After another round of experiments, I found out that using a softmax for the last layer:

y=bsxfun(@rdivide, exp(z3), sum(exp(z3),2));

and softmax cost function:

f=-sum(sum(Y.*log(y)));

make the implementaion working for all activation functions including ReLU.

This leads me to conclusion that it is the logistic cost function (binary clasifier) that does not work with ReLU:

f=-sum(sum( Y.*log(max(y,eps))+(1-Y).*log(max(1-y,eps)) ));

However, I still cannot figure out where the problem lies.

回答1:

Every squashing function sigmoid, tanh and softmax (in the output layer) means different cost functions. Then makes sense that a RLU (in the output layer) does not match with the cross entropy cost function. I will try a simple square error cost function to test a RLU output layer.

The true power of RLU is in the hidden layers of a deep net since it not suffer from gradient vanishing error.

回答2:

If you use gradient descendent you need to derive the activation function to be used later in the back-propagation approach. Are you sure about the 'df=double(z>0)'?. For the logistic and tanh seems to be right.

Further, are you sure about this 'd3=y-Y' ? I would say this is true when you use the logistic function but not for the ReLu (the derivative is not the same and therefore will not lead to that simple equation).

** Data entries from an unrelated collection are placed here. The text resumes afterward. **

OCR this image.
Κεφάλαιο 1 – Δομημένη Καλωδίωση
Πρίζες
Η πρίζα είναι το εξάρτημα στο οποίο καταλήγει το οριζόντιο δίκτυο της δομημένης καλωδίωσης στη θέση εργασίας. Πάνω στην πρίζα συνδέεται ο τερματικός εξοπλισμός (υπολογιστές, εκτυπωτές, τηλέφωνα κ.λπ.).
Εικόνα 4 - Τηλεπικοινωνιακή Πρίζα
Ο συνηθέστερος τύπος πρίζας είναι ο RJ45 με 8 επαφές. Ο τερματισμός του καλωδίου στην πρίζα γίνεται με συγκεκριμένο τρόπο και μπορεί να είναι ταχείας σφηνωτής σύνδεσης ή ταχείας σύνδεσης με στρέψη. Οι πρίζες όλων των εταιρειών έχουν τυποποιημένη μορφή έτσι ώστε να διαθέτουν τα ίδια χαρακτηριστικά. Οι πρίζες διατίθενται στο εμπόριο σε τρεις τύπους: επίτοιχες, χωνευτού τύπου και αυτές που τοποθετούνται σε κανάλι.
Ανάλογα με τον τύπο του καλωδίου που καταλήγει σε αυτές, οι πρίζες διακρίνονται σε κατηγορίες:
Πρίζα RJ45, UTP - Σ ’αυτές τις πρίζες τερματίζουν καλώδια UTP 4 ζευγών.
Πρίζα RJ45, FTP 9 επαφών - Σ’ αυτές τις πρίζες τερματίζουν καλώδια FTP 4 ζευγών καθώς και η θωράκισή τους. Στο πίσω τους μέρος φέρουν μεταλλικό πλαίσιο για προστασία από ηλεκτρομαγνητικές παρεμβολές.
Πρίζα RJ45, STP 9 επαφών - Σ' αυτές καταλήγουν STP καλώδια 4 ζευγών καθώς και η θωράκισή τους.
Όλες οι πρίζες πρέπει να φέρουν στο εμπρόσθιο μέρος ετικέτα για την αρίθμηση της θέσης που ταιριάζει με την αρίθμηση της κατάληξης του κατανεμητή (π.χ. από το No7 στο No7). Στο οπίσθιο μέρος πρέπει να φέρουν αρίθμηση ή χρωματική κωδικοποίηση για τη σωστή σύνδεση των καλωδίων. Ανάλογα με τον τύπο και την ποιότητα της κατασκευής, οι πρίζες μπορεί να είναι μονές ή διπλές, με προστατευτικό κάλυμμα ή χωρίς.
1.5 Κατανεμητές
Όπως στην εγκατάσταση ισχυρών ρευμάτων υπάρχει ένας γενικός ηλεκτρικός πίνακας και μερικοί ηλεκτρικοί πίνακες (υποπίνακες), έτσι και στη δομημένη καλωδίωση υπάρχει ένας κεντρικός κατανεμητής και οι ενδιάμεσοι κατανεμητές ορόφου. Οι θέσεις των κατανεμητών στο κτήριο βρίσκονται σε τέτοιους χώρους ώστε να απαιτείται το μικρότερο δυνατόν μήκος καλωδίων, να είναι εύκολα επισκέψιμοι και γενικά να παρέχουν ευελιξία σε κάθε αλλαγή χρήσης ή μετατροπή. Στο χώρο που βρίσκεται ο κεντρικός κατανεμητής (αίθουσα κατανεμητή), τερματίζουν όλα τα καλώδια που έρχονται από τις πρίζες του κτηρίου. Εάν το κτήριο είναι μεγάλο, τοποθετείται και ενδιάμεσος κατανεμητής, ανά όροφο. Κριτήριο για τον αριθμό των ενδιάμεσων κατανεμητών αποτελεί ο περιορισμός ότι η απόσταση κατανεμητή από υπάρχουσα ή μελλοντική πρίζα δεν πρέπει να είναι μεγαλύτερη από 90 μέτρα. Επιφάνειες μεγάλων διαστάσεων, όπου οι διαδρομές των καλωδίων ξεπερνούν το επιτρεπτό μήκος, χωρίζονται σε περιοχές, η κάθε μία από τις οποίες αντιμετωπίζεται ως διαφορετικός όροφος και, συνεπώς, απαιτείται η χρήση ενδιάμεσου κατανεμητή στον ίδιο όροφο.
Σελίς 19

You could use the softplus function that is a smooth version of the ReLU, which the derivative is well known (logistic function).

回答3:

I think the flaw lies in comapring with the numerically computed derivatives. In your derivativeActivation function , you define the derivative of ReLu at 0 to be 0. Where as numerically computing the derivative at x=0 shows it to be (ReLU(x+epsilon)-ReLU(x-epsilon)/(2*epsilon)) at x =0 which is 0.5. Therefore, defining the derivative of ReLU at x=0 to be 0.5 will solve the problem

回答4:

I thought I'd share my experience I had with similar problem. I too have designed my multi classifier ANN in a way that all hidden layers use RELU as non-linear activation function and the output layer uses softmax function.

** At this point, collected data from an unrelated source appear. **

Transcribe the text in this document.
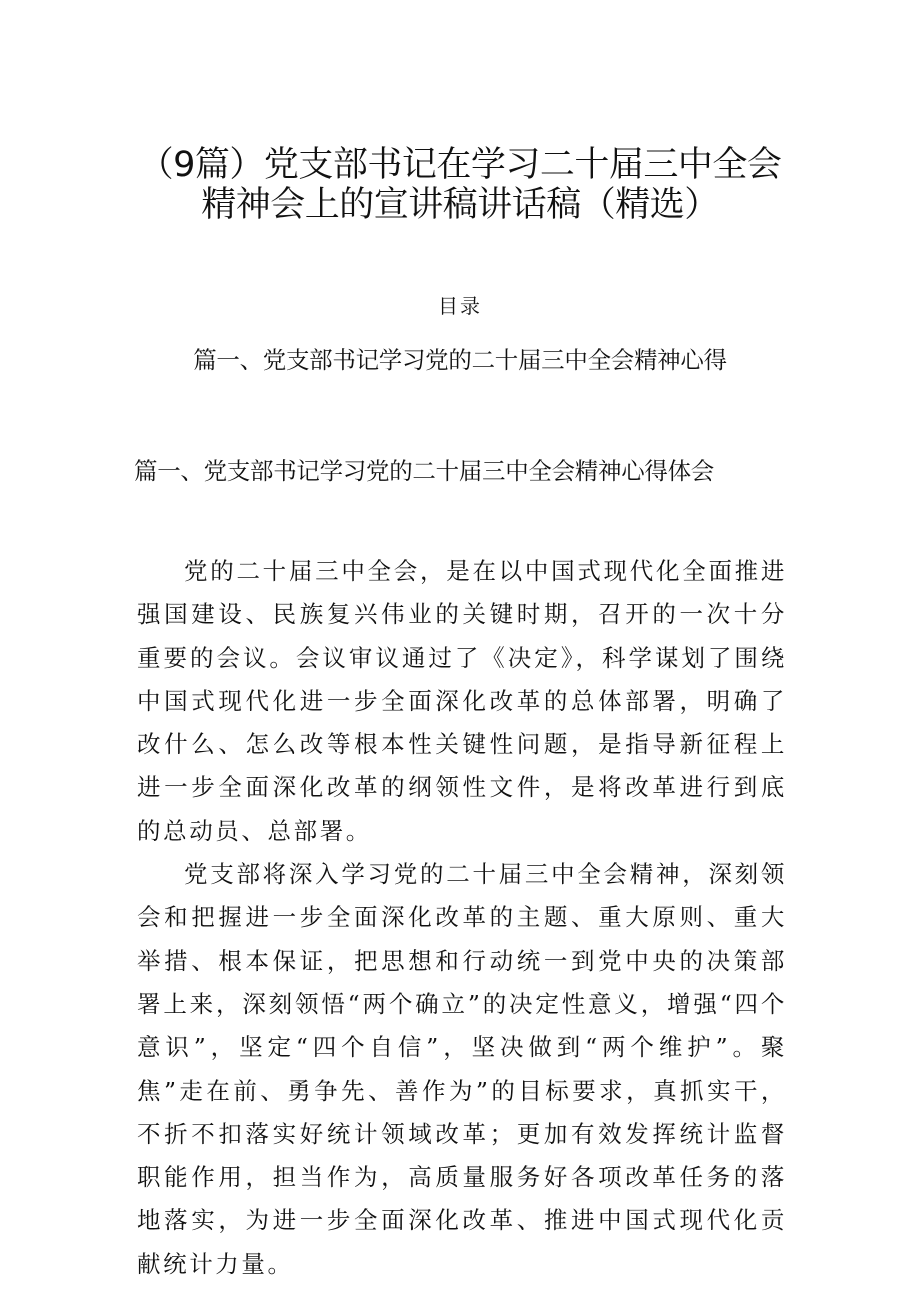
（9篇）党支部书记在学习二十届三中全会
精神会上的宣讲稿讲话稿（精选）
目录
篇一、党支部书记学习党的二十届三中全会精神心得
篇一、党支部书记学习党的二十届三中全会精神心得体会

党的二十届三中全会，是在以中国式现代化全面推进强国建设、民族复兴伟业的关键时期，召开的一次十分重要的会议。会议审议通过了《决定》，科学谋划了围绕中国式现代化进一步全面深化改革的总体部署，明确了改什么、怎么改等根本性关键性问题，是指导新征程上进一步全面深化改革的纲领性文件，是将改革进行到底的总动员、总部署。

党支部将深入学习党的二十届三中全会精神，深刻领会和把握进一步全面深化改革的主题、重大原则、重大举措、根本保证，把思想和行动统一到党中央的决策部署上来，深刻领悟“两个确立”的决定性意义，增强“四个意识”，坚定“四个自信”，坚决做到“两个维护”。聚焦”走在前、勇争先、善作为”的目标要求，真抓实干，不折不扣落实好统计领域改革；更加有效发挥统计监督职能作用，担当作为，高质量服务好各项改革任务的落地落实，为进一步全面深化改革、推进中国式现代化贡献统计力量。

My problem was related to some degree to numerical precision of the programming language/platform I was using. In my case I noticed that if I used "plain" RELU not only does it kill the gradient but the programming language I used produced the following softmax output vectors (this is just a example sample):

⎡1.5068230536681645e-35⎤
⎢ 2.520367499064734e-18⎥
⎢3.2572859518007807e-22⎥
⎢                     1⎥
⎢ 5.020155103452967e-32⎥
⎢1.7620297760773188e-18⎥
⎢ 5.216008990667109e-18⎥
⎢ 1.320937038894421e-20⎥
⎢2.7854159049317976e-17⎥
⎣1.8091246170996508e-35⎦

Notice the values of most of the elements are close to 0, but most importantly notice the 1 value in the output.

I used a different cross-entropy error function than the one you used. Instead of calculating log(max(1-y, eps)) I stuck to the basic log(1-y). So given the output vector above, when I calculated log(1-y) I got the -Inf as a result of cross-entropy, which obviously killed the algorithm.

I imagine if your eps is not reasonably high enough so that log(max(1-y, eps)) -> log(max(0, eps)) doesn't yield way too small log output you might be in a similar pickle like myself.

My solution to this problem was to use Leaky RELU. Once I've started using it, I could carry on using the multi classifier cross-entropy as oppose to softmax-cost function you decided to try.